La parábola de este domingo en tres escenas es única, puesto que Dios se presenta como el padre tierno, misericordioso, muy distinto a la imagen de Dios “padre patrón” que la sociedad judía entendía: severo, impersonal y castigador. Tanto en la parábola de la oveja perdida, como en la de la moneda extraviada y en la del padre del “hijo pródigo” es Dios mismo quien manifiesta su amor. Una vez más queda al descubierto la mirada de amor y benevolencia de Jesús hacia los pecadores, que no difiere de la de su Padre. Por eso no es atípica la actitud de imparcialidad del padre hacia su hijo menor, porque no le correspondía darle su parte de la herencia, él aún vivía. Sin embargo, este acepta dando a entender que para él todos los hijos son iguales y poseen los mismos derechos.
A su vez, la irresponsabilidad del hijo menor marca un antecedente, pues su “humillación” lo lleva a reconocer la pérdida de su filiación pero no está arrepentido. Su regreso se debe más al hambre que padecía que a una conversión sincera. No obstante, ha tocado fondo como muchas veces ha sentido el creyente cuando se separa del amor de Dios. Por eso que el Padre ve con buenos ojos que sea restituida su condición de siervo y que “vistan” al hijo, devolviéndole su dignidad como persona. Esa dignidad que Dios siempre quiere donar a sus hijos pero que es rechazada por aquellos que se abandonan a su “propia” justicia y autosuficiencia.
Asimismo, el hijo mayor se presenta como el hijo bueno y ejemplar. Pero su reclamo lo condena: “Hace tantos años…”, es decir, su egoísmo le impide ver el amor de un padre y solo ve la relación de patrón-trabajador.
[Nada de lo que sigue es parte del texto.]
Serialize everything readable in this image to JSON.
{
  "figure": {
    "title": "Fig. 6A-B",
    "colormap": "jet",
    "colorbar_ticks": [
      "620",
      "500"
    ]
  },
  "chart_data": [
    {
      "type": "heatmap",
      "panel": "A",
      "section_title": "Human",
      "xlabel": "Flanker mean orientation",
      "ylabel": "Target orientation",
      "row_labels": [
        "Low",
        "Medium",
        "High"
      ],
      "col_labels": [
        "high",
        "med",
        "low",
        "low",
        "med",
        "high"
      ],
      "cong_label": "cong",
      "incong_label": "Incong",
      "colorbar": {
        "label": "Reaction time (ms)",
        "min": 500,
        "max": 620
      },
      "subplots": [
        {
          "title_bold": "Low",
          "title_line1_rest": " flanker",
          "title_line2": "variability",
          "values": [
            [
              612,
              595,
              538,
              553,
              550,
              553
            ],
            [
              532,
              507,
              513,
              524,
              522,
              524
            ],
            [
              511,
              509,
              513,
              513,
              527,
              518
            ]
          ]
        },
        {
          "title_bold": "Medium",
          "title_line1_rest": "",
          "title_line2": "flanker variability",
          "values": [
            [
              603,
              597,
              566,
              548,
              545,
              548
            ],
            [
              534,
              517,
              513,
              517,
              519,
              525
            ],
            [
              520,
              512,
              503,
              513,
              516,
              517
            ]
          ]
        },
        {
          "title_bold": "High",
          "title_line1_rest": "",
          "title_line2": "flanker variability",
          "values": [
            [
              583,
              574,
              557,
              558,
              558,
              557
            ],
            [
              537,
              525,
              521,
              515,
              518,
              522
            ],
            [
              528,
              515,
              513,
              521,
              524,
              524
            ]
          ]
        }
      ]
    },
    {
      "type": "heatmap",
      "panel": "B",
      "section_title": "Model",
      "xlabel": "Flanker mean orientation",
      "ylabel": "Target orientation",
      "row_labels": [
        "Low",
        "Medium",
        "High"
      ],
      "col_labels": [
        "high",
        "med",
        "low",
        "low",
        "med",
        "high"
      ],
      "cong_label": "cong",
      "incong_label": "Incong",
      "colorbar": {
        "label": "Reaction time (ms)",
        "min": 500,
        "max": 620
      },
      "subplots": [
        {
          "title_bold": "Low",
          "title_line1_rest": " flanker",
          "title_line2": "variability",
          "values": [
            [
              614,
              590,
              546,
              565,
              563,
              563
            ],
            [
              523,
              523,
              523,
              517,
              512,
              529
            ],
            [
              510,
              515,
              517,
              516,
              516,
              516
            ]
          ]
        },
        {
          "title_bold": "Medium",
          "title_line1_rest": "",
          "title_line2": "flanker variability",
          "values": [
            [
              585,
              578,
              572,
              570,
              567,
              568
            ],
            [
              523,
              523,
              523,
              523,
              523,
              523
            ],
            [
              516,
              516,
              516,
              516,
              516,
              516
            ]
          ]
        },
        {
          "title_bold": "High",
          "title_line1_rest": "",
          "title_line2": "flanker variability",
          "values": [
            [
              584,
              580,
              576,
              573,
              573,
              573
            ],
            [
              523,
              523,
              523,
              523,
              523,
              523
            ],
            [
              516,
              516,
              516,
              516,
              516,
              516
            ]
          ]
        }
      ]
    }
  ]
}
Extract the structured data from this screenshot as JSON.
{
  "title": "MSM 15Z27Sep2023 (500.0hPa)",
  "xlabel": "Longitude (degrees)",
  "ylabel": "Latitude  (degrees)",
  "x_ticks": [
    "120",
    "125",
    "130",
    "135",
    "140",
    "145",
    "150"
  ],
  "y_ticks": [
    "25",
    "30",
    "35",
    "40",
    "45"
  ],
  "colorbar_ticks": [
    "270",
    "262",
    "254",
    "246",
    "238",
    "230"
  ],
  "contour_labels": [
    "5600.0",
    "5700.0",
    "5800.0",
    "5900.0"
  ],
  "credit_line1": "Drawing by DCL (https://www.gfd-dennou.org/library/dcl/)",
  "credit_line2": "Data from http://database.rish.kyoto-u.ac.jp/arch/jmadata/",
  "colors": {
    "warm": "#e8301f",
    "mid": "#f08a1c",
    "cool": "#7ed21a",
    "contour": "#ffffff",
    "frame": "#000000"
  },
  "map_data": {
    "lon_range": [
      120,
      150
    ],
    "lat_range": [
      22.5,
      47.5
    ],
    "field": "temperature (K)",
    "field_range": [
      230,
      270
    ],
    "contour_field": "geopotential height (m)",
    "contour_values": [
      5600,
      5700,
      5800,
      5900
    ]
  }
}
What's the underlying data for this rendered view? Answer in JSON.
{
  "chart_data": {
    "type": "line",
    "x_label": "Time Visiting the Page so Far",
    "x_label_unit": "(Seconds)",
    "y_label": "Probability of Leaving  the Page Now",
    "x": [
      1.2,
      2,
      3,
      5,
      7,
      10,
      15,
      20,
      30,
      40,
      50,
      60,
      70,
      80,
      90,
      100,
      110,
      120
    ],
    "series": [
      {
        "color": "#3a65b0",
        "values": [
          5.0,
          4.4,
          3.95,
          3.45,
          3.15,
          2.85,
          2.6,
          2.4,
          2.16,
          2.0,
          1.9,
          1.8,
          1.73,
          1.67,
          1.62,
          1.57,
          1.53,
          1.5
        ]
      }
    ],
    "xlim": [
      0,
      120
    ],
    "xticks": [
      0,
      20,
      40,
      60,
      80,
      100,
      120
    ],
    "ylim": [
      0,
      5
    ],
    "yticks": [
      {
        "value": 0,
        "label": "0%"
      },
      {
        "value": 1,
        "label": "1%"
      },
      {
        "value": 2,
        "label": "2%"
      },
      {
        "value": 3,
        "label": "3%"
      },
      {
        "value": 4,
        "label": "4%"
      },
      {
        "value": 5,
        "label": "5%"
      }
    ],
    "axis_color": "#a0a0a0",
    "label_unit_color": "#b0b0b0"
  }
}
Como creyentes, creemos tener ciertos derechos pero olvidamos que el Padre quiere auténticos hijos que, en su escala de derechos, consideren la reconciliación o el perdón, aunque eso signifique, muchas veces, pagar un costo alto.
“Pero el padre le dijo: ‘Hijo mío, tú estás siempre conmigo, y todo lo mío es tuyo’” (Lc 15, 31).